Zitter has been a leader in developing disease reference materials and control recommendations. He served as editor for two disease compendia published by APS PRESS, Compendium of Tomato Diseases (two different editions) and Compendium of Cucurbit Diseases. He has authored more than 30 Cornell vegetable disease fact sheets and bulletins. Each of these publications has been received extremely well by diverse audiences. Zitter conceived and developed a comprehensive and attractive web site, Vegetable MD Online (http://vegetablemdonline.ppath.cornell.edu/), as a convenient tool for use by anyone interested in the diagnosis and management of vegetable diseases. The site, which includes more than 70 disease fact sheets and more than 500 illustrations in a photo gallery, has attracted worldwide attention. In 2001, Vegetable MD Online earned Zitter the American University Award for Educational Excellence in Web Page Development. In 2006 alone, the web site received more than 1.5 million “hits”, which places Vegetable MD Online in the top tier of popular science web sites. And Zitter continues to add valuable content to the site. The latest additions are diagnostic keys for tomato and cucurbits.
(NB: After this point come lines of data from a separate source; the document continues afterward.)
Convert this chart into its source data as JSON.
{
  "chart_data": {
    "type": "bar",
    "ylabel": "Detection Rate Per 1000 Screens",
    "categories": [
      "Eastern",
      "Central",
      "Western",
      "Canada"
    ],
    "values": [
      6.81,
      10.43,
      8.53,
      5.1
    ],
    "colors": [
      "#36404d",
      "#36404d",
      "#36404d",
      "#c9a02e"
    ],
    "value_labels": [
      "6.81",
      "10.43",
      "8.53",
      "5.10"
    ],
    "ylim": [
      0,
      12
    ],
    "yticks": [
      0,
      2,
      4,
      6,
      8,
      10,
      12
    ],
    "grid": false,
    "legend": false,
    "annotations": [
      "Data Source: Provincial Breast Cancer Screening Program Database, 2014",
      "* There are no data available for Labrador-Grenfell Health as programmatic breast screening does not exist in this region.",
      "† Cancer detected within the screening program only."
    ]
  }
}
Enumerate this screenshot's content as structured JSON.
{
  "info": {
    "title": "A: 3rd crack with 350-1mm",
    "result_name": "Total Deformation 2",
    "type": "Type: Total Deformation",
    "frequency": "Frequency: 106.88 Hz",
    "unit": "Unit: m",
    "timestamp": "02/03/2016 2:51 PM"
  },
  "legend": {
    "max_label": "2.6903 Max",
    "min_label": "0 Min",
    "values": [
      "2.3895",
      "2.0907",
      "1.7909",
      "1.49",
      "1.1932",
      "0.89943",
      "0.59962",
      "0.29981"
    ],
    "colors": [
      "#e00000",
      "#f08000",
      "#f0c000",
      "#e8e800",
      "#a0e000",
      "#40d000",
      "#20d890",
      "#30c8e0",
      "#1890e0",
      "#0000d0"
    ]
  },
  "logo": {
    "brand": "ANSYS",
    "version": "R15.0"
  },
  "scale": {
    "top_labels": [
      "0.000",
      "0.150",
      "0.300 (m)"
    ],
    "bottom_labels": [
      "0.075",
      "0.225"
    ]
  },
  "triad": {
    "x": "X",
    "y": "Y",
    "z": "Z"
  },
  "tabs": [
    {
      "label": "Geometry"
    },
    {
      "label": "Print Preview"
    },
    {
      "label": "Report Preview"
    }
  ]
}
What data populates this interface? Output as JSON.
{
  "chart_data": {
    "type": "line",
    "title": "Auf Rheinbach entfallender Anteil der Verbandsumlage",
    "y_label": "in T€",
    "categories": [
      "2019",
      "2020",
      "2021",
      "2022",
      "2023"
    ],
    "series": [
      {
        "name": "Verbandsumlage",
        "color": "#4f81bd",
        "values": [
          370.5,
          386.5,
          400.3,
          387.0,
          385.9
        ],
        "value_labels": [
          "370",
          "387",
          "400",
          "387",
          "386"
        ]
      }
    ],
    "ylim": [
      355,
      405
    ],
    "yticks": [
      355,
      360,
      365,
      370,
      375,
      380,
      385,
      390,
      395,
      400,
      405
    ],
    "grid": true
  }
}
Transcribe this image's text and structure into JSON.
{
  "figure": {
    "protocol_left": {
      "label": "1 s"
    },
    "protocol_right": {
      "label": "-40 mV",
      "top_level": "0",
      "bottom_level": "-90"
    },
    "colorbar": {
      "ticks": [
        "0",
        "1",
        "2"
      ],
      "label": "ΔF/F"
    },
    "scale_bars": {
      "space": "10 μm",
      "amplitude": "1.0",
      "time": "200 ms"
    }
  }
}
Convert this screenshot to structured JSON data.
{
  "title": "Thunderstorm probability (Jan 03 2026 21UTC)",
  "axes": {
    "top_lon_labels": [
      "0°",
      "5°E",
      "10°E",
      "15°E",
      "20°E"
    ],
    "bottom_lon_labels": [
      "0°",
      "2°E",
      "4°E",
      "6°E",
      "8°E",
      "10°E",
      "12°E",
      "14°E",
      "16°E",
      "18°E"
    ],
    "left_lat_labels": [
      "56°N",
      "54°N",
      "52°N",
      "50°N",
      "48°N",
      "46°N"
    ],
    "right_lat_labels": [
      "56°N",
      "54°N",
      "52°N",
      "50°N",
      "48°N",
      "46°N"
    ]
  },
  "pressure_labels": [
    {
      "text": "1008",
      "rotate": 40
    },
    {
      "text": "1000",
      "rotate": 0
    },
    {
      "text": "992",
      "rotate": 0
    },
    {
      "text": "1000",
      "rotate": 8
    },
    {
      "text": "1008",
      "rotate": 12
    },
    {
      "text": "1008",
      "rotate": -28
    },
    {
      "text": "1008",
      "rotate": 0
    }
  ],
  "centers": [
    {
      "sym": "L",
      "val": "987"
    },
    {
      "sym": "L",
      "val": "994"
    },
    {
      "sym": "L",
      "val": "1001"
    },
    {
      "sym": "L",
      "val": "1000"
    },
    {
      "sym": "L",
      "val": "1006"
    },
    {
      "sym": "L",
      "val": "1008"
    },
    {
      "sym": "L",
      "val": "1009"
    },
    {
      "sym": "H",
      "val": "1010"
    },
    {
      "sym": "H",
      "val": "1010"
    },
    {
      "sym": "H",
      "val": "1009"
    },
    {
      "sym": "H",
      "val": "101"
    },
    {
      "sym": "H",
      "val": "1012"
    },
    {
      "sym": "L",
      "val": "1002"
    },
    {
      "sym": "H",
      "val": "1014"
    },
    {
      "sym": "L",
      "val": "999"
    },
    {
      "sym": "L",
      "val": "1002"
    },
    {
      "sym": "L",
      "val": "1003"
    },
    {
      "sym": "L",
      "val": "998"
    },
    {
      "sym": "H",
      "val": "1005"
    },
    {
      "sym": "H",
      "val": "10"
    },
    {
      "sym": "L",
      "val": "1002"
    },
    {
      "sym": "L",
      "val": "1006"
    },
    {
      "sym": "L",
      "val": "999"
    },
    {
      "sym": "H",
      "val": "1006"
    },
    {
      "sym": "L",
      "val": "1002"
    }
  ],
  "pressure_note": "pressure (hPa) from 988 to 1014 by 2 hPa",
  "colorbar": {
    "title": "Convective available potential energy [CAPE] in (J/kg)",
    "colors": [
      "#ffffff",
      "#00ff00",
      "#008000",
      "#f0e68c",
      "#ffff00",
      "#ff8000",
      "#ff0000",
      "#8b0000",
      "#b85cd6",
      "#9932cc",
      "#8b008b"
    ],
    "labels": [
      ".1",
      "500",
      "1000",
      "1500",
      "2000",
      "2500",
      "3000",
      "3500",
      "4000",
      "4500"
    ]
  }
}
Another of Zitter’s legacies is the comprehensive program he has developed for plant disease management on cucurbits, integrating scouting, accurate diagnosis, cultural practices, variety selection, and decision guidelines for fungicide selection and application. He was senior editor for the New York Cucurbit IPM Scouting Procedures utilized in New York and surrounding states. In concert with colleagues, Zitter has organized several cucurbit workshops that were well attended by growers from several northeastern states. Zitter’s contributions to cucurbit production have also led to several invitations to address national and international audiences, including an international symposium on cucurbits in Adana, Turkey, and a melon symposium at APS Caribbean Division meetings.
Zitter is among the very best extension educators and applied researchers that the profession of plant pathology has produced. Zitter is highly deserving of the APS Fellow Award.